10 December 2009
THIS WAS, and hopefully will be, the most complicated construction in the campervan. We ended up spending quite a lot of time on it, much more than we planned. We borrowed the idea from Deep Red, another DIY camper (a bit more of a proper camper than ours). If you actually clicked that link, you’ll see that there isn’t really any instruction. We just had to look at the pictures and try to figure out how it was built.
The Bosch multi-tool, in sanding mode. Did I tell you I love this thing?
It’s a really cool design. The bed pulls out using a slats system and when it’s in sofa mode you can lift up the front to access storage underneath it. So what does this all mean?
A trip to Bunnings of course, our favourite store in the world right now. If you’re in the Port Melbourne Bunnings anytime soon, go find Roy and tell him we said hi. He was a super friendly cabinet-making professional who gave us some ideas.
As we aren’t engineers/architects/carpenters/mathmeticians, we didn’t really plan everything out to the last measurement. This was too complicated for that. Instead we ended up kind of taking it step by step. We knew we wanted it 6 ft (180 cm) long and that was easy enough. We wanted it 3 ft (90 cm) wide when pulled out, but that was harder to plan as it was hard to grasp the concept just in our heads. It was something that you needed to actually have in front of you to fully understand how it works.
We were close in the end. It’s 80 cm wide when pulled out (180 cm long). Comfortable as a single bed, and just big enough for the two of us to sleep on, but no room for much movement. It’s only for those rare times when we’re forced to sleep inside anyway, like on the streets in cities and such. The majority of nights will be spent in the rooftop tent.

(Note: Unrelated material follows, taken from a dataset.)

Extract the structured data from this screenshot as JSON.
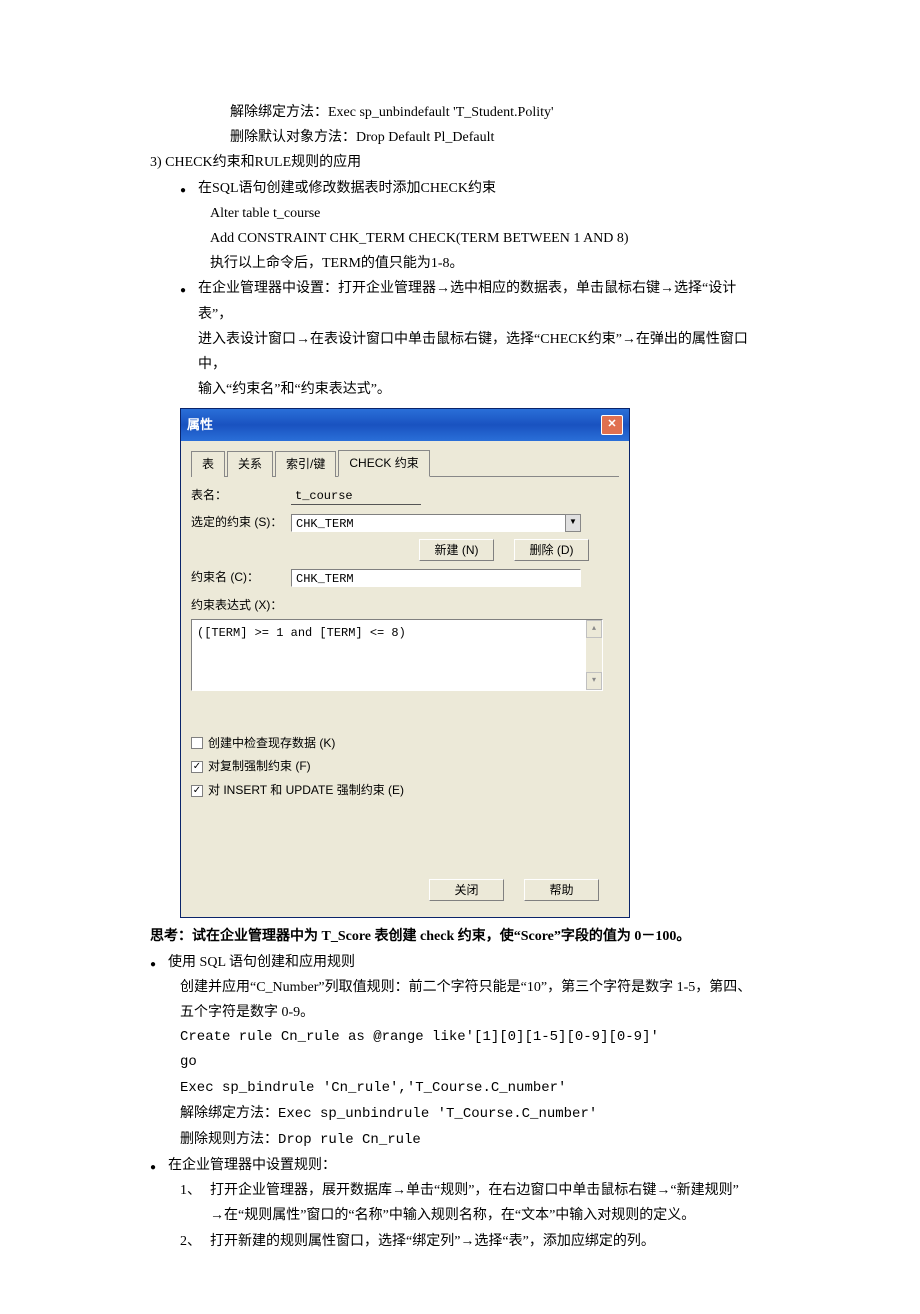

This is the external frame. The top pieces are the front parts that slide out to make the bed. The second is the front part just behind them that is stationary. The last pieces are the sides, one slightly longer than the other to make up for the contour of the van side walls. Yes, the Bosch tool was used extensively to make the rounded bits pretty.
We used pine veneer edging strips for a nice finish, especially important on the plywood to hide the layers. The underside has glue and when you iron it melts it. We also stained the external pieces.
We used three internal rectangular pieces for the inner frame. These screwed into the external frame and into the van floor, holding everything together.
The horizontal pieces on top are the beginnings of the bed part; the finger-like slats are installed across them. It works in two parts: one half is stationary, and the other half slides out. The front parts that slide out are on the floor, just in front. You can see the other horizontal pieces screwed into them that will sit flush on the bed and flush against the other horizontal piece near the front.
The finished product. We used 15 slats on each half and two hinges per half for the lifting. It's important to make one of the slats extra long on each half, so that it latches on to the part that slides in and out, this will allow them to connect together when the "lid" is lifted to access storage. Confused? So were we.
The bed pulled out. See the slats that don't pull out? Count 4 from the right, notice the extra long one? That's what I was talking about. When the bed is pushed in. this will sit on top of that horizontal piece that's connected to the front. This is what makes the entire unit lift up. See top picture.